Os resultados deste estudo, muito bem conduzido, dão suporte para àquilo que cada vez mais pessoas comprovam-na prática: que uma dieta à base de plantas é capaz de fornecer nutrientes suficientes para uma ótima performance e, inclusive, para o ganho de massa muscular. Cabe mencionar que os participantes do grupo vegano utilizaram uma quantidade maior de proteína em pó a fim de obter a quantidade de proteínas necessárias, pois sua dieta habitual não foi alterada. Um nutricionista competente, entretanto, pode auxiliar na elaboração de um plano alimentar com uma menor contribuição da suplementação, se desejado.

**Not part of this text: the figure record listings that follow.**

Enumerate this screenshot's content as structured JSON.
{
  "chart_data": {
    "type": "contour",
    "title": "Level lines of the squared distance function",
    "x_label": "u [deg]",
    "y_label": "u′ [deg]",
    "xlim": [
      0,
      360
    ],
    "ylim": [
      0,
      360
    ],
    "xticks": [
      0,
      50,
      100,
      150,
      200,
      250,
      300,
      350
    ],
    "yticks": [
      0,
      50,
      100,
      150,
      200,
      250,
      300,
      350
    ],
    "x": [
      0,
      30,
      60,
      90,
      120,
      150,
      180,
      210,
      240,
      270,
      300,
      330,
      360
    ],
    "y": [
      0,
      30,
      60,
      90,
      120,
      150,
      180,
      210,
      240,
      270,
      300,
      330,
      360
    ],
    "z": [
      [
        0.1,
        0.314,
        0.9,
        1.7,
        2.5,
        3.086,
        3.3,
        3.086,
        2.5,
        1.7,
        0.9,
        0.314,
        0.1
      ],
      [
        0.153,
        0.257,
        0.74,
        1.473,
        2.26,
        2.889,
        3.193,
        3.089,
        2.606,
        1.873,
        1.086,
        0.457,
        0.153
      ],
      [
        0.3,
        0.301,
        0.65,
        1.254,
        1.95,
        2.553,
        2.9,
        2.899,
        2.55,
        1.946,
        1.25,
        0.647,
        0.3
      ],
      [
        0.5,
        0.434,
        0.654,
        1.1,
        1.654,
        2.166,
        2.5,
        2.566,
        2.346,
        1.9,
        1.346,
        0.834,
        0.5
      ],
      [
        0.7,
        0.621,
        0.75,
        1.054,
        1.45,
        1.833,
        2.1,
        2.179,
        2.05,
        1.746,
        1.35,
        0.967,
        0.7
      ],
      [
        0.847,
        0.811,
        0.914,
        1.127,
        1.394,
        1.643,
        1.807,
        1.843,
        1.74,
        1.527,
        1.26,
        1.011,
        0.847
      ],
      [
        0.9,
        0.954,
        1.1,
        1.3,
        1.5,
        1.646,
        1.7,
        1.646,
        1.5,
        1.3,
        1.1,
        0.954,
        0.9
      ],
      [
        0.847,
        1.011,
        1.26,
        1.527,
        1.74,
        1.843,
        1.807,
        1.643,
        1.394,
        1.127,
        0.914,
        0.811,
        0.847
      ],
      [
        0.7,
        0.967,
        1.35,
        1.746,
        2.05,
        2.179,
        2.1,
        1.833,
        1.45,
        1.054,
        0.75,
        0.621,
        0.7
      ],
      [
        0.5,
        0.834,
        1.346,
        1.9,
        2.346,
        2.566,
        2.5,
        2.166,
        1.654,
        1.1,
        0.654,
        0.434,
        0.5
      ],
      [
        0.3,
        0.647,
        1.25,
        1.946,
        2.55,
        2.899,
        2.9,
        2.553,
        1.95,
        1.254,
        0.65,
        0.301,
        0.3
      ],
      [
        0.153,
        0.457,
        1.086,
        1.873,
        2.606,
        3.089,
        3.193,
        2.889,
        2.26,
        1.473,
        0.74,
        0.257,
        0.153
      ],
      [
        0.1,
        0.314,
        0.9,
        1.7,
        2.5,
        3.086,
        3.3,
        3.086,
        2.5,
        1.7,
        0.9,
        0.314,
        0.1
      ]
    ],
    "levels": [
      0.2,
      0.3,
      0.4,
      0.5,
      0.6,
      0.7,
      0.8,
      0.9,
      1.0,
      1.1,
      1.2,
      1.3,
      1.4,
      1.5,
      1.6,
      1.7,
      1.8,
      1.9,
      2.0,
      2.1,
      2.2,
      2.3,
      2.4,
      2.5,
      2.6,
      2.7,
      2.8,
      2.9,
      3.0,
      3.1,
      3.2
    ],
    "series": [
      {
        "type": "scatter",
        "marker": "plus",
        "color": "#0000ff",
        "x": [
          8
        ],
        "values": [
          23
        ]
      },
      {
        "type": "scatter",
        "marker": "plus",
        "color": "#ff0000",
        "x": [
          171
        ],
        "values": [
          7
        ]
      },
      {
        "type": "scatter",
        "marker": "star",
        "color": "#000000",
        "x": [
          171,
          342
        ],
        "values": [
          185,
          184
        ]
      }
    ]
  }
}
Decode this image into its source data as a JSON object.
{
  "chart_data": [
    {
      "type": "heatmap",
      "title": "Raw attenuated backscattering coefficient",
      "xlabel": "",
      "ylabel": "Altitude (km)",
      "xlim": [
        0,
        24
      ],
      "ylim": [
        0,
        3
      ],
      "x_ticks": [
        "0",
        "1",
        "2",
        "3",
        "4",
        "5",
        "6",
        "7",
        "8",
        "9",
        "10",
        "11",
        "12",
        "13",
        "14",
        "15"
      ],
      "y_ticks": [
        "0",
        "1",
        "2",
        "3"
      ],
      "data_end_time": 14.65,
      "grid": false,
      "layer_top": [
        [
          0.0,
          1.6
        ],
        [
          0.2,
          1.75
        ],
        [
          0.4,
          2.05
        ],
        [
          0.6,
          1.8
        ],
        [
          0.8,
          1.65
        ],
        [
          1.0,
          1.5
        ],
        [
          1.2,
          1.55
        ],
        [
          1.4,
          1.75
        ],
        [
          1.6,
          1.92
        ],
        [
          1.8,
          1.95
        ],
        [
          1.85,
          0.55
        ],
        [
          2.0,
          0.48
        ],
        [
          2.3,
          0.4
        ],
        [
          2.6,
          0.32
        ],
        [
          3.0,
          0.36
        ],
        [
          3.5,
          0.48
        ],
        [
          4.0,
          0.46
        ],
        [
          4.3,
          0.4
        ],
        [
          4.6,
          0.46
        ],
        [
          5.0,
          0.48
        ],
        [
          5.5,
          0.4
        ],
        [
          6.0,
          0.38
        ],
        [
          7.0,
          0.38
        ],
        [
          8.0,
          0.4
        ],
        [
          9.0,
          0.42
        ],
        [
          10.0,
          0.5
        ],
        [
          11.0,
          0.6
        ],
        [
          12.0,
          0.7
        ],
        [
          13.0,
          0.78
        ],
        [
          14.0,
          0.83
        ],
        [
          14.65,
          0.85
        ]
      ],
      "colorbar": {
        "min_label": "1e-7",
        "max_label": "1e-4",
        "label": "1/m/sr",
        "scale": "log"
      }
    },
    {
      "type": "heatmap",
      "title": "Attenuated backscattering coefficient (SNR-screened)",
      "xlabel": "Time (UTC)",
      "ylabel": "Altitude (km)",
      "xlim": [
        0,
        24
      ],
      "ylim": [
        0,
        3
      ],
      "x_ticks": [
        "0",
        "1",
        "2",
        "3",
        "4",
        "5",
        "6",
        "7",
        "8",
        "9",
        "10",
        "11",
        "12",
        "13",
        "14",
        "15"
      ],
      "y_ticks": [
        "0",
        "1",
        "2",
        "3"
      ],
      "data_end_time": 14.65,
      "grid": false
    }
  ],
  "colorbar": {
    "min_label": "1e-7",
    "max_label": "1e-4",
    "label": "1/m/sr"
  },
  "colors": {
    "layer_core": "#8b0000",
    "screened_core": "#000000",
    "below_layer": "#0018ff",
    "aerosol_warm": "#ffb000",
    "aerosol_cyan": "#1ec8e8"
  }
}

Um forte abraço e bons treinos. Comam seus vegetais!

 

Referência

HEVIA-LARRAÍN, Victoria; GUALANO, Bruno; LONGOBARDI, Igor; GIL, Saulo; FERNANDES, Alan L.; COSTA, Luiz A. R.; PEREIRA, Rosa M. R.; ARTIOLI, Guilherme G.; PHILLIPS, Stuart M.; ROSCHEL, Hamilton. High-Protein Plant-Based Diet Versus a Protein-Matched Omnivorous Diet to Support Resistance Training Adaptations: a comparison between habitual vegans and omnivores. Sports Medicine, [S.L.], p. 1-14, 18 fev. 2021. Springer Science and Business Media LLC.